A footman glided past with a tray of champagne, and Ben exchanged his empty glass for a full one, and went back into the house. It was time to be the dutiful host again: to return to his post on the north verandah, and greet the stragglers. Eleven o’clock. Another seven hours to go. Heigh-ho.

And there she was, coming up the main steps on the arm of her fiancé.

Ben saw her before she saw him, and he was grateful for that. She wore a narrow-skirted, high-waisted gown of midnight blue, shot through with changing sea-green. It was cut in a deep V at front and back – so deep that it left the pale shoulders bare – and was only held up by two slender blue straps. No jewels and no mask.
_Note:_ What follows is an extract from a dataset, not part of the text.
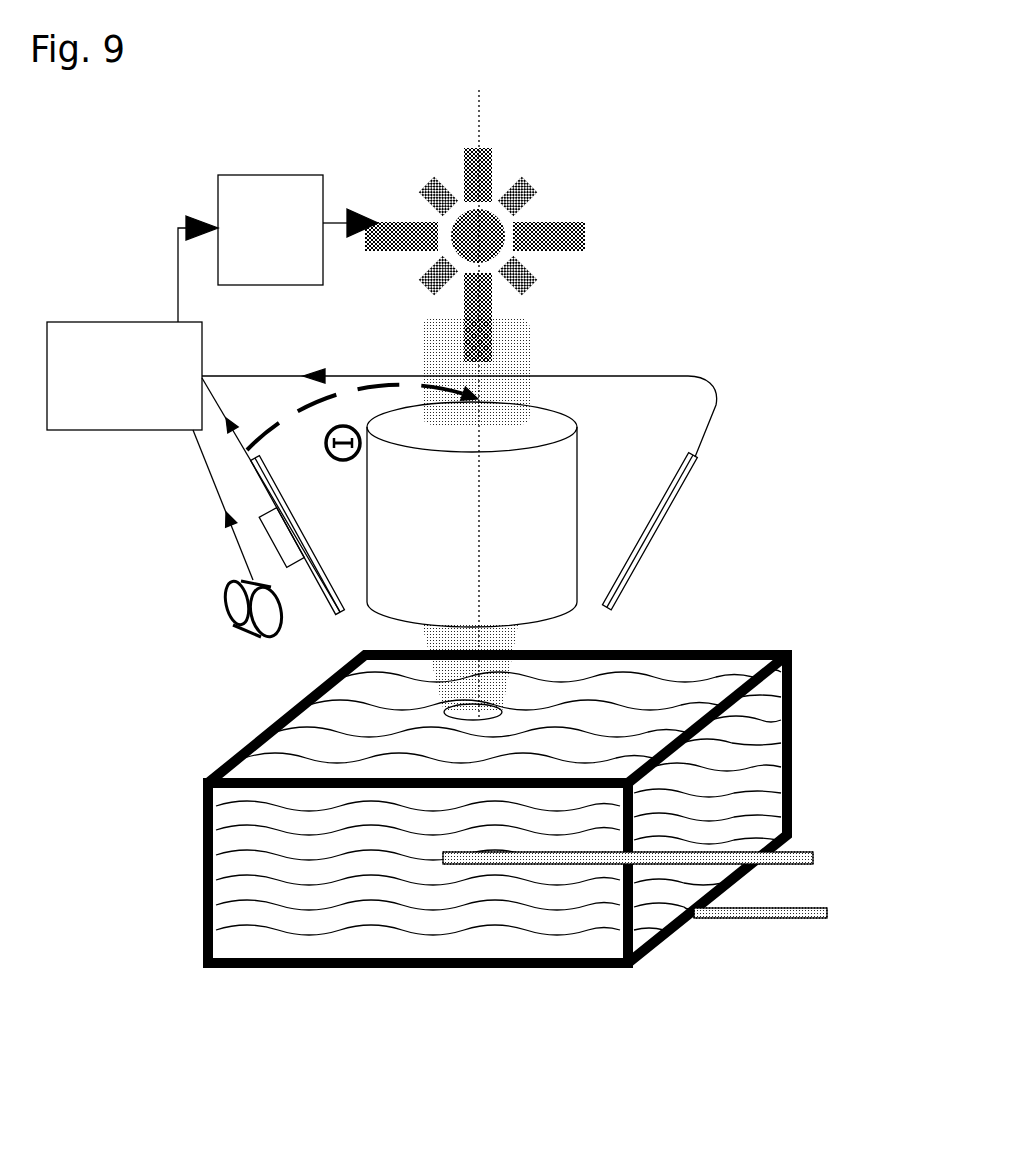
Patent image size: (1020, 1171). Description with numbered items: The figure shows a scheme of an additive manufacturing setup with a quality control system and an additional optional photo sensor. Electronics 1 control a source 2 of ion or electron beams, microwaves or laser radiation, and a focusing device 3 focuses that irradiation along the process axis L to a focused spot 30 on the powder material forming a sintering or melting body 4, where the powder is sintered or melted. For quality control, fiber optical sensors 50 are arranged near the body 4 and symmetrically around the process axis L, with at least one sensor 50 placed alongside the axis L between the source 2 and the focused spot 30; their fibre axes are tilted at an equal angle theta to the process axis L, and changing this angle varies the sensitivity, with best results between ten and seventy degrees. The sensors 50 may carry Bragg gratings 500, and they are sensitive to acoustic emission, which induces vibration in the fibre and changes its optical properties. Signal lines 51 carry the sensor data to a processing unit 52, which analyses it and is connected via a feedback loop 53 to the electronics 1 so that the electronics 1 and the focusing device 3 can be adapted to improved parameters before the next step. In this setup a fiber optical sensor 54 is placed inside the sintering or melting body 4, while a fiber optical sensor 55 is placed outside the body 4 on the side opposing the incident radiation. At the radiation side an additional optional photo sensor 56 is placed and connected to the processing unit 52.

The wavy light-brown hair was tied back at the temples and hung loose down her back, restrained only by a narrow bandeau of blue silk in which was set a tiny enamelled fish.

He knew at once what the costume was meant to be. She was the River Mistress – the shadowy siren who haunts Jamaican rivers and entices men to their doom. Years ago, she had told him that as a child she used to go down to the Martha Brae and ask the River Mistress to watch over him. Had she forgotten that? Or was this some kind of sly dig, just as the orchids and the matrimony were with him?

He moved forward to greet them. ‘I thought the River Mistress only ever appeared at noon,’ he said as he briefly took her hand.

She gave him a practised smile. ‘Very occasionally I make an exception.’

‘I’m honoured that you made one for me.’ He turned to Alexander Traherne and held out his hand.

‘How do, Kelly?’ said the fiancé, just touching the tips of his fingers.

‘How do, Traherne?’ Ben replied, mimicking his tone.

Traherne ignored that. ‘I see that you’re exercising the host’s prerogative, and eschewing both mask and fancy dress. I must say, I envy you the tailcoat. This sailor’s uniform is confoundedly heating. And I never could abide a mask.’

‘Then don’t wear it,’ said Ben with a smile. He turned back to Sophie. ‘You know, I was surprised when I saw that you’d accepted. I never thought that you would.’

‘Alexander said that we ought,’ she replied sweetly.

She seemed on edge, and Ben wondered if they’d had a fight. A lover’s tiff, he thought sourly; with all the fun of making up still to come. ‘So you obeyed your fiancé,’ he remarked. ‘How very right and proper.’